Achaea was among the most prosperous and peaceful parts of the Roman world until Late Antiquity, when it first suffered from barbarian invasions. The province remained prosperous and highly urbanized however, as attested in the 6th-century Synecdemus. The Slavic invasions of the 7th century however led to widespread destruction and dislocation of the native population, which fled to fortified towns, the islands and Italy, while Slavic tribes settled the interior. The territories of Achaea remaining in Byzantine hands were grouped into the theme of Hellas.
It was a senatorial province, thus free from military men and legions, and one of the most prestigious and sought-after provinces for senators to govern. Athens was the primary center of education for the imperial elite, rivaled only by Alexandria, and one of the most important cities in the Empire.
For 60 years, Greece was competently administered by Rome, as a Senatorial province. Some cities, such as Athens and Sparta, even retained their self-governing status within their own territories. Then, in 88 BC, Mithridates VI Eupator, king of Pontus, began a campaign against Rome and won the support of many of the Greek city-states. Roman legions under Lucius Cornelius Sulla forced Mithridates out of Greece and crushed the rebellion, sacking Athens in 86 BC and Thebes the following year. Sulla's depredations on Greek works of art were notorious. Roman punishment of all the rebellious cities was heavy, and the campaigns fought on Greek soil left the heart of central Greece in ruins. The commerce of Achaea was no longer a rival to that of Rome. After the defeat of Antony and Cleopatra, about 31 BC, the Emperor Augustus separated Macedonia from Achaea, though it remained a Senatorial province, as under the Republic. In AD 15, Emperor Tiberius, responding to complaints of mismanagement by the Senatorial proconsul made Achaea and Macedonia Imperial provinces. They were restored to the Senate as part of Emperor Claudius' reforms in AD 44. Over time, Greece would slowly rebuild, culminating during the reign of the Hellenophile Emperor Hadrian (117-138). Along with the Greek scholar Herodes Atticus, Hadrian undertook an extensive rebuilding program. He beautified Athens and many of the Greek cities.

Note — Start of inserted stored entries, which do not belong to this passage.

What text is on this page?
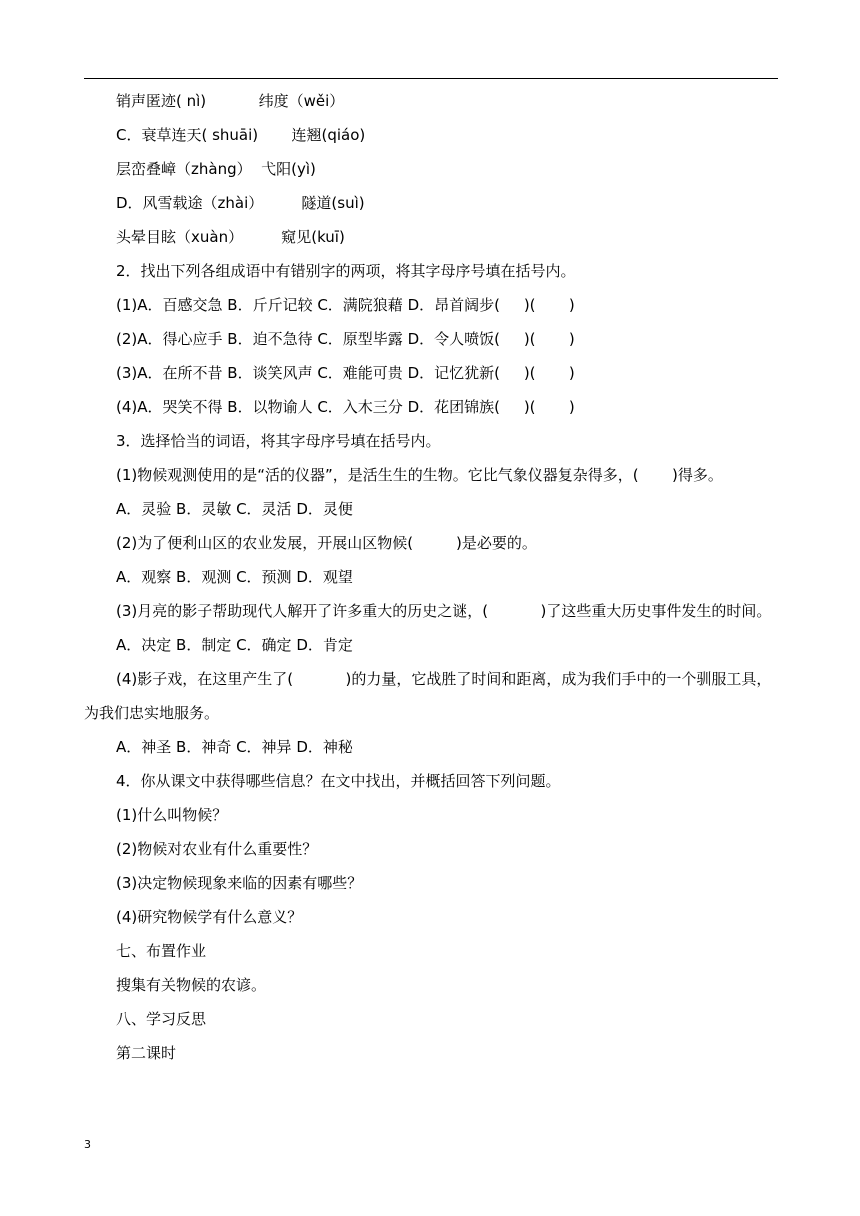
销声匿迹( nì)           纬度（wěi）
C．衰草连天( shuāi)       连翘(qiáo)
层峦叠嶂（zhàng）  弋阳(yì)
D．风雪载途（zhài）        隧道(suì)
头晕目眩（xuàn）        窥见(kuī)
2．找出下列各组成语中有错别字的两项，将其字母序号填在括号内。
(1)A．百感交急 B．斤斤记较 C．满院狼藉 D．昂首阔步(     )(       )
(2)A．得心应手 B．迫不急待 C．原型毕露 D．令人喷饭(     )(       )
(3)A．在所不昔 B．谈笑风声 C．难能可贵 D．记忆犹新(     )(       )
(4)A．哭笑不得 B．以物谕人 C．入木三分 D．花团锦族(     )(       )
3．选择恰当的词语，将其字母序号填在括号内。
(1)物候观测使用的是“活的仪器”，是活生生的生物。它比气象仪器复杂得多，(       )得多。
A．灵验 B．灵敏 C．灵活 D．灵便
(2)为了便利山区的农业发展，开展山区物候(         )是必要的。
A．观察 B．观测 C．预测 D．观望
(3)月亮的影子帮助现代人解开了许多重大的历史之谜，(           )了这些重大历史事件发生的时间。
A．决定 B．制定 C．确定 D．肯定
(4)影子戏，在这里产生了(           )的力量，它战胜了时间和距离，成为我们手中的一个驯服工具，为我们忠实地服务。
A．神圣 B．神奇 C．神异 D．神秘
4．你从课文中获得哪些信息？在文中找出，并概括回答下列问题。
(1)什么叫物候？
(2)物候对农业有什么重要性？
(3)决定物候现象来临的因素有哪些？
(4)研究物候学有什么意义？
七、布置作业
搜集有关物候的农谚。
八、学习反思
第二课时
3
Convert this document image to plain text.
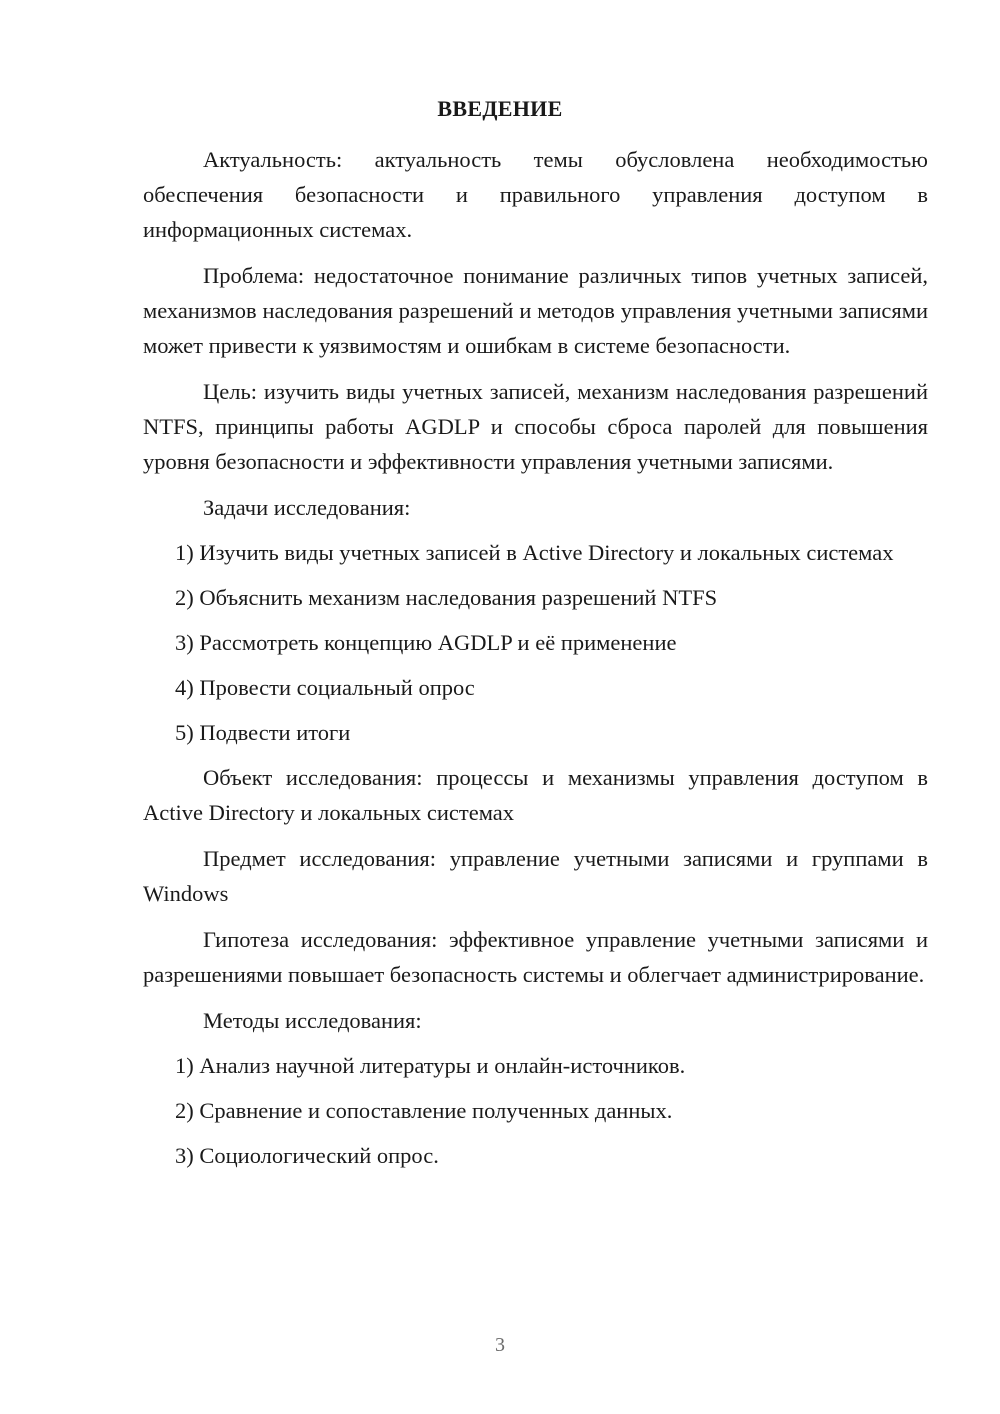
ВВЕДЕНИЕ

Актуальность: актуальность темы обусловлена необходимостью обеспечения безопасности и правильного управления доступом в информационных системах.

Проблема: недостаточное понимание различных типов учетных записей, механизмов наследования разрешений и методов управления учетными записями может привести к уязвимостям и ошибкам в системе безопасности.

Цель: изучить виды учетных записей, механизм наследования разрешений NTFS, принципы работы AGDLP и способы сброса паролей для повышения уровня безопасности и эффективности управления учетными записями.

Задачи исследования:

1) Изучить виды учетных записей в Active Directory и локальных системах

2) Объяснить механизм наследования разрешений NTFS

3) Рассмотреть концепцию AGDLP и её применение

4) Провести социальный опрос

5) Подвести итоги

Объект исследования: процессы и механизмы управления доступом в Active Directory и локальных системах

Предмет исследования: управление учетными записями и группами в Windows

Гипотеза исследования: эффективное управление учетными записями и разрешениями повышает безопасность системы и облегчает администрирование.

Методы исследования:

1) Анализ научной литературы и онлайн-источников.

2) Сравнение и сопоставление полученных данных.

3) Социологический опрос.

3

Copper, lead, bronze, and silver mines were exploited in Achaea, though production was not as great as the mines of other Roman-controlled areas, such as Noricum, Britannia, and the provinces of Hispania. Marble from Greek quarries was a valuable commodity. Educated Greek slaves were much in demand in Rome in the role of doctors and teachers, and educated men were a significant export. Achaea also produced household luxuries, such as furniture, pottery, cosmetics, and linens. Greek olives and olive oil were exported to the rest of the Empire.